A night of art on the town

Debbie DeLoach examines the artwork in the Eleanor Blair Studio during the Art Walk Friday night. DeLoach's image is reflected in one of artist Ellen West's mirrored and decorated plates on display at the gallery.

Jasmine Luoma / Special to the Sun
Published: Saturday, January 30, 2010 at 6:01 a.m.
Last Modified: Saturday, January 30, 2010 at 12:36 a.m.

South Main Street may be the best place to people-watch in Gainesville on the final Friday of the month.

That's the day of Gainesville's monthly Art Walk, when the area between Main, University and Depot brings in both the well-coiffed professionals pushing baby carriages around the Sun Center to folks with face tattoos and spandex shorts.

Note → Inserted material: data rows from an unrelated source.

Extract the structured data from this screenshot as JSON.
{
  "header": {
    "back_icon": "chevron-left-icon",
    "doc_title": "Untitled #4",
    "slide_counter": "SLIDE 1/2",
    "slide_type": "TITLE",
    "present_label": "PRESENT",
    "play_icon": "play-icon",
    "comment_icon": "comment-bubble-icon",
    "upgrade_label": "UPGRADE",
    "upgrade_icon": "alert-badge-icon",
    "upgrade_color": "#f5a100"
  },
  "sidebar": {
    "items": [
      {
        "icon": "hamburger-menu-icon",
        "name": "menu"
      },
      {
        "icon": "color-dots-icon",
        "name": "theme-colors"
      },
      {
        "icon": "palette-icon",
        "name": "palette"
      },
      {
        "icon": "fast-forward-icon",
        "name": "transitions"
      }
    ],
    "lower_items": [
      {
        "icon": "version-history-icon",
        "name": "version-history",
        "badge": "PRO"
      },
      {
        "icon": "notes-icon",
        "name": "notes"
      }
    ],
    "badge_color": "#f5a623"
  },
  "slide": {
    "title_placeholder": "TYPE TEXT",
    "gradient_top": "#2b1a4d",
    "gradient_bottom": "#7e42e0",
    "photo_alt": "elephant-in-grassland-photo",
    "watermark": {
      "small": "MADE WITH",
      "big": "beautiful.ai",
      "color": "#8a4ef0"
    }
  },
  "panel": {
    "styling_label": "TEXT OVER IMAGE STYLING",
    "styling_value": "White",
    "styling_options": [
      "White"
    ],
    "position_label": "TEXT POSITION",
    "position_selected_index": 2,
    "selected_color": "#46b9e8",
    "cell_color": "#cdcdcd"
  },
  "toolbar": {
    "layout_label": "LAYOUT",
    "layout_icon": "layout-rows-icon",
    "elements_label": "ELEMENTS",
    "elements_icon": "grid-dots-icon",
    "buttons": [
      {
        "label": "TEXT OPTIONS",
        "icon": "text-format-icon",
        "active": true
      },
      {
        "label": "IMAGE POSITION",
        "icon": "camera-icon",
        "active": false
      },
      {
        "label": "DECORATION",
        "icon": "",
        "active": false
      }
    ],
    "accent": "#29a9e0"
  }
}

Outside the Civic Media Center and the Main Arts Center are buskers entertaining for money, trying to make it to the West coast, men with epic beards and coozie-wrapped bottles of Tecate, and kids playing two-chord songs on barely functional guitars.

The Art Walk has been going on for over a decade under a variety of names, said Natalie Richardson, coordinator of the event. Beginning in and around the Sun Center, the group of galleries began to include more non-traditional venues, such as the Kickstand, in the past couple of years, she said.

Inside the Civic Media Center, young people walk around, looking at images of the Virgin Mary while clutching tiny glasses of wine and handfuls of pretzels. University of Florida junior Henry Taskier, a volunteer at the CMC, hands out a flier for a free post-Walk concert.

Gaggles of art lovers hover around the recently erected "Grilled Cheese Wagon" - a makeshift restaurant with signs boasting the availability of tempeh and guitar strings.

Out of the many taking part in Art Walk, few seemed to admit to having enough money to make art purchases.

But Richardson insists that the importance of the event is to increase the awareness of art activity in Gainesville, not necessarily to serve as a marketplace of mantelpieces.

"It's more of an opportunity to have a fun and good night checking out art than anything," she said. "Plus, we don't have as many galleries as a big city would, so this is a way for the artists to express themselves to the general public."